Purpose:
Many outcomes derived from electronic health records (EHR) are not only imperfect but may suffer from exposure-dependent differential misclassification due to variability in the quality and availability of EHR data across exposure groups. The objective of this study was to quantify the inflation of type I error rates that can result from differential outcome misclassification.
Methods:
We used data on gold-standard and EHR-derived second breast cancers in a cohort of women with a prior breast cancer diagnosis from 1993–2006 enrolled in Kaiser Permanente Washington. We simulated an exposure that was independent of the true outcome status. A surrogate outcome was then simulated with varying sensitivity and specificity according to exposure status. We estimated the type I error rate for a test of association relating this exposure to the surrogate outcome, while varying outcome sensitivity and specificity in exposed individuals.
Results:
Type I error rates were substantially inflated above the nominal level (5%) for even modest departures from non-differential misclassification.

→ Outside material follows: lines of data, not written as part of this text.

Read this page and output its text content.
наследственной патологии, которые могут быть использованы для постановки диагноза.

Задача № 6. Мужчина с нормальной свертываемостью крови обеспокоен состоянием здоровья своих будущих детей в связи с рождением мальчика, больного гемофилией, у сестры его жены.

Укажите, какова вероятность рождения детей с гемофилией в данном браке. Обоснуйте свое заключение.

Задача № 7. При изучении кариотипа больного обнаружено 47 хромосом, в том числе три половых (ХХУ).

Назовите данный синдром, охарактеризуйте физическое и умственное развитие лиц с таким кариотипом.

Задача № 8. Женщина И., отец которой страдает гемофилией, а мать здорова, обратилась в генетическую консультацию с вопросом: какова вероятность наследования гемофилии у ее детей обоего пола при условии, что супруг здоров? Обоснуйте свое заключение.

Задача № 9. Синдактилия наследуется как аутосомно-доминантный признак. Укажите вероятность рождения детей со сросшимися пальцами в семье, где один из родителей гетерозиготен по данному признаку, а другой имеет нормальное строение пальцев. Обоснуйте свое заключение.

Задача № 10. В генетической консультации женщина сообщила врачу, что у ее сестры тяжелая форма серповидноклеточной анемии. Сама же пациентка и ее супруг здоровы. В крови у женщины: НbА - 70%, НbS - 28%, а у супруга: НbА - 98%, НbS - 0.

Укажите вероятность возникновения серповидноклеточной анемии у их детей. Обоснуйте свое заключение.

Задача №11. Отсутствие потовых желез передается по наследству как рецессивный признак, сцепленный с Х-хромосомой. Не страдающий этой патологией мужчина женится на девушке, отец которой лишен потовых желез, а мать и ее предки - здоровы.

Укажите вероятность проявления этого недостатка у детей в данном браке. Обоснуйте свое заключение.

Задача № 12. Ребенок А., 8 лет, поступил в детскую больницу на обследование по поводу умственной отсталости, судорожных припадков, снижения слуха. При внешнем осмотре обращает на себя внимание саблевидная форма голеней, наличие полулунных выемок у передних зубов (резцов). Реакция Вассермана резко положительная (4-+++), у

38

Holding sensitivity in exposed and unexposed groups at 85%, a difference in specificity of 10% between the exposed and unexposed (80% vs 90%) resulted in a 36% type I error rate. Type I error was inflated more by differential specificity than sensitivity.
Conclusions:
Differential outcome misclassification may induce spurious findings. Researchers using EHR-derived outcomes should use misclassification-adjusted methods whenever possible or conduct sensitivity analyses to investigate the possibility of false-positive findings, especially for exposures that may be related to the accuracy of outcome ascertainment.